Payments Bank are only allowed to accept deposits and cannot give loans, unless they partner with another regulated lender. Further, they can issue debit cards but not credit cards unless under a co-branded or co-lending arrangement with a partner bank or NBFC.
While the listed parent company One97 Communications originally held the prepaid payments instruments (PPI) licence, the same was transferred to Paytm Payments Bank once the latter started operations in May 2017. The company is also still awaiting the final approval for the payments aggregator (PA) licence.
The new restrictions then effectively imply shutting down of banking operations, unless the entity transfers or routes its payment services through another bank. Till then, it may be difficult for Paytm to undertake other payment-related transactions, even beyond the payments bank, industry experts said.
“For all practical purposes, the above notifications end the operations of Paytm Payments Bank. This is a definite negative development and adds to the already heavy regulatory overhang on the business,” Bernstein Research said in a note.
While the firm does not see an immediate impact on the UPI payment business, which accounts for 70 per cent of the GMV (gross merchandise value), it expects risks to payments margin given that some of the higher margin products such as wallets and FasTag, are dependent on the payments bank.

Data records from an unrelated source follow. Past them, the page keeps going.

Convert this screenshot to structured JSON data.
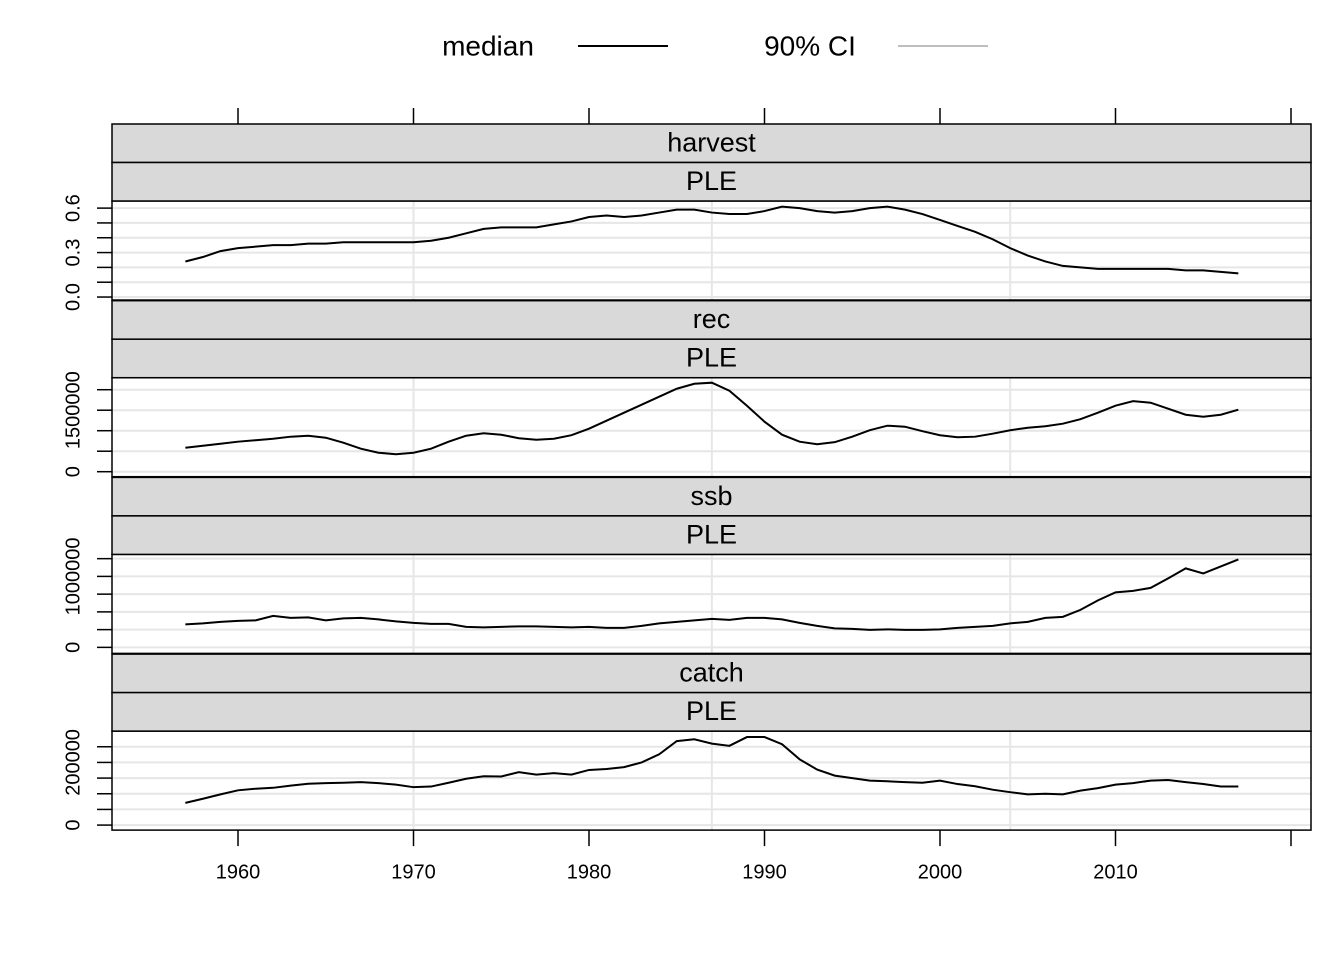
{
  "legend": [
    {
      "name": "median",
      "color": "#000000"
    },
    {
      "name": "90% CI",
      "color": "#bebebe"
    }
  ],
  "chart_data": [
    {
      "type": "line",
      "title": "harvest",
      "subtitle": "PLE",
      "x": [
        1957,
        1958,
        1959,
        1960,
        1961,
        1962,
        1963,
        1964,
        1965,
        1966,
        1967,
        1968,
        1969,
        1970,
        1971,
        1972,
        1973,
        1974,
        1975,
        1976,
        1977,
        1978,
        1979,
        1980,
        1981,
        1982,
        1983,
        1984,
        1985,
        1986,
        1987,
        1988,
        1989,
        1990,
        1991,
        1992,
        1993,
        1994,
        1995,
        1996,
        1997,
        1998,
        1999,
        2000,
        2001,
        2002,
        2003,
        2004,
        2005,
        2006,
        2007,
        2008,
        2009,
        2010,
        2011,
        2012,
        2013,
        2014,
        2015,
        2016,
        2017
      ],
      "series": [
        {
          "color": "#000000",
          "values": [
            0.24,
            0.27,
            0.31,
            0.33,
            0.34,
            0.35,
            0.35,
            0.36,
            0.36,
            0.37,
            0.37,
            0.37,
            0.37,
            0.37,
            0.38,
            0.4,
            0.43,
            0.46,
            0.47,
            0.47,
            0.47,
            0.49,
            0.51,
            0.54,
            0.55,
            0.54,
            0.55,
            0.57,
            0.59,
            0.59,
            0.57,
            0.56,
            0.56,
            0.58,
            0.61,
            0.6,
            0.58,
            0.57,
            0.58,
            0.6,
            0.61,
            0.59,
            0.56,
            0.52,
            0.48,
            0.44,
            0.39,
            0.33,
            0.28,
            0.24,
            0.21,
            0.2,
            0.19,
            0.19,
            0.19,
            0.19,
            0.19,
            0.18,
            0.18,
            0.17,
            0.16
          ]
        }
      ],
      "xlim": [
        1952.82,
        2021.14
      ],
      "ylim": [
        -0.02,
        0.648
      ],
      "yticks": [
        {
          "value": 0,
          "label": "0.0"
        },
        0.3,
        0.6
      ],
      "yminor": [
        0.1,
        0.2,
        0.4,
        0.5
      ],
      "xgrid": [
        1970,
        1987,
        2004
      ]
    },
    {
      "type": "line",
      "title": "rec",
      "subtitle": "PLE",
      "x": [
        1957,
        1958,
        1959,
        1960,
        1961,
        1962,
        1963,
        1964,
        1965,
        1966,
        1967,
        1968,
        1969,
        1970,
        1971,
        1972,
        1973,
        1974,
        1975,
        1976,
        1977,
        1978,
        1979,
        1980,
        1981,
        1982,
        1983,
        1984,
        1985,
        1986,
        1987,
        1988,
        1989,
        1990,
        1991,
        1992,
        1993,
        1994,
        1995,
        1996,
        1997,
        1998,
        1999,
        2000,
        2001,
        2002,
        2003,
        2004,
        2005,
        2006,
        2007,
        2008,
        2009,
        2010,
        2011,
        2012,
        2013,
        2014,
        2015,
        2016,
        2017
      ],
      "series": [
        {
          "color": "#000000",
          "values": [
            585000,
            634000,
            683000,
            732000,
            768000,
            805000,
            854000,
            878000,
            829000,
            707000,
            561000,
            463000,
            427000,
            463000,
            561000,
            732000,
            878000,
            939000,
            902000,
            817000,
            780000,
            805000,
            890000,
            1049000,
            1244000,
            1439000,
            1634000,
            1829000,
            2024000,
            2146000,
            2171000,
            1976000,
            1610000,
            1220000,
            902000,
            732000,
            671000,
            720000,
            854000,
            1012000,
            1122000,
            1098000,
            988000,
            890000,
            841000,
            854000,
            927000,
            1012000,
            1073000,
            1110000,
            1171000,
            1280000,
            1439000,
            1610000,
            1720000,
            1683000,
            1537000,
            1390000,
            1341000,
            1390000,
            1512000
          ]
        }
      ],
      "xlim": [
        1952.82,
        2021.14
      ],
      "ylim": [
        -122000,
        2293000
      ],
      "yticks": [
        0,
        1500000
      ],
      "yminor": [
        500000,
        1000000,
        2000000
      ],
      "xgrid": [
        1970,
        1987,
        2004
      ]
    },
    {
      "type": "line",
      "title": "ssb",
      "subtitle": "PLE",
      "x": [
        1957,
        1958,
        1959,
        1960,
        1961,
        1962,
        1963,
        1964,
        1965,
        1966,
        1967,
        1968,
        1969,
        1970,
        1971,
        1972,
        1973,
        1974,
        1975,
        1976,
        1977,
        1978,
        1979,
        1980,
        1981,
        1982,
        1983,
        1984,
        1985,
        1986,
        1987,
        1988,
        1989,
        1990,
        1991,
        1992,
        1993,
        1994,
        1995,
        1996,
        1997,
        1998,
        1999,
        2000,
        2001,
        2002,
        2003,
        2004,
        2005,
        2006,
        2007,
        2008,
        2009,
        2010,
        2011,
        2012,
        2013,
        2014,
        2015,
        2016,
        2017
      ],
      "series": [
        {
          "color": "#000000",
          "values": [
            324000,
            338000,
            359000,
            373000,
            380000,
            444000,
            415000,
            423000,
            380000,
            408000,
            415000,
            394000,
            366000,
            345000,
            331000,
            331000,
            289000,
            282000,
            289000,
            296000,
            296000,
            289000,
            282000,
            289000,
            275000,
            275000,
            303000,
            338000,
            359000,
            380000,
            401000,
            387000,
            415000,
            415000,
            394000,
            345000,
            303000,
            268000,
            261000,
            246000,
            254000,
            246000,
            246000,
            254000,
            275000,
            289000,
            303000,
            338000,
            359000,
            415000,
            430000,
            528000,
            662000,
            775000,
            796000,
            838000,
            972000,
            1113000,
            1042000,
            1141000,
            1239000
          ]
        }
      ],
      "xlim": [
        1952.82,
        2021.14
      ],
      "ylim": [
        -85000,
        1310000
      ],
      "yticks": [
        0,
        1000000
      ],
      "yminor": [
        250000,
        500000,
        750000,
        1250000
      ],
      "xgrid": [
        1970,
        1987,
        2004
      ]
    },
    {
      "type": "line",
      "title": "catch",
      "subtitle": "PLE",
      "x": [
        1957,
        1958,
        1959,
        1960,
        1961,
        1962,
        1963,
        1964,
        1965,
        1966,
        1967,
        1968,
        1969,
        1970,
        1971,
        1972,
        1973,
        1974,
        1975,
        1976,
        1977,
        1978,
        1979,
        1980,
        1981,
        1982,
        1983,
        1984,
        1985,
        1986,
        1987,
        1988,
        1989,
        1990,
        1991,
        1992,
        1993,
        1994,
        1995,
        1996,
        1997,
        1998,
        1999,
        2000,
        2001,
        2002,
        2003,
        2004,
        2005,
        2006,
        2007,
        2008,
        2009,
        2010,
        2011,
        2012,
        2013,
        2014,
        2015,
        2016,
        2017
      ],
      "series": [
        {
          "color": "#000000",
          "values": [
            71000,
            84000,
            98000,
            111000,
            116000,
            119000,
            126000,
            132000,
            134000,
            135000,
            137000,
            134000,
            129000,
            121000,
            123000,
            135000,
            148000,
            156000,
            155000,
            169000,
            161000,
            166000,
            161000,
            176000,
            179000,
            185000,
            200000,
            226000,
            268000,
            274000,
            260000,
            253000,
            281000,
            281000,
            258000,
            210000,
            177000,
            158000,
            150000,
            142000,
            140000,
            137000,
            135000,
            142000,
            131000,
            124000,
            113000,
            105000,
            98000,
            100000,
            98000,
            110000,
            118000,
            129000,
            134000,
            142000,
            144000,
            137000,
            131000,
            123000,
            123000
          ]
        }
      ],
      "xlim": [
        1952.82,
        2021.14
      ],
      "ylim": [
        -16000,
        300000
      ],
      "yticks": [
        0,
        200000
      ],
      "yminor": [
        50000,
        100000,
        150000,
        250000
      ],
      "xgrid": [
        1970,
        1987,
        2004
      ],
      "xticks": [
        1960,
        1970,
        1980,
        1990,
        2000,
        2010
      ],
      "xminor": [
        2020
      ]
    }
  ]
}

Jefferies said this could also impact the lending business, which accounts for 20 per cent of revenue, if lending partners limit business due to operational and governance risks. “Wallet GMV (5 per cent of total) may need to be wound down; merchants using Paytm Bank (6 per cent of devices) may be impacted; and FasTag GMV will be majorly affected. This can be key risks to earnings/valuations,” it said.
Following the RBI sanctions, several customers took to microblogging website X with concerns regarding their wallet balances, fixed and savings deposits and ability to use Paytm for UPI transactions.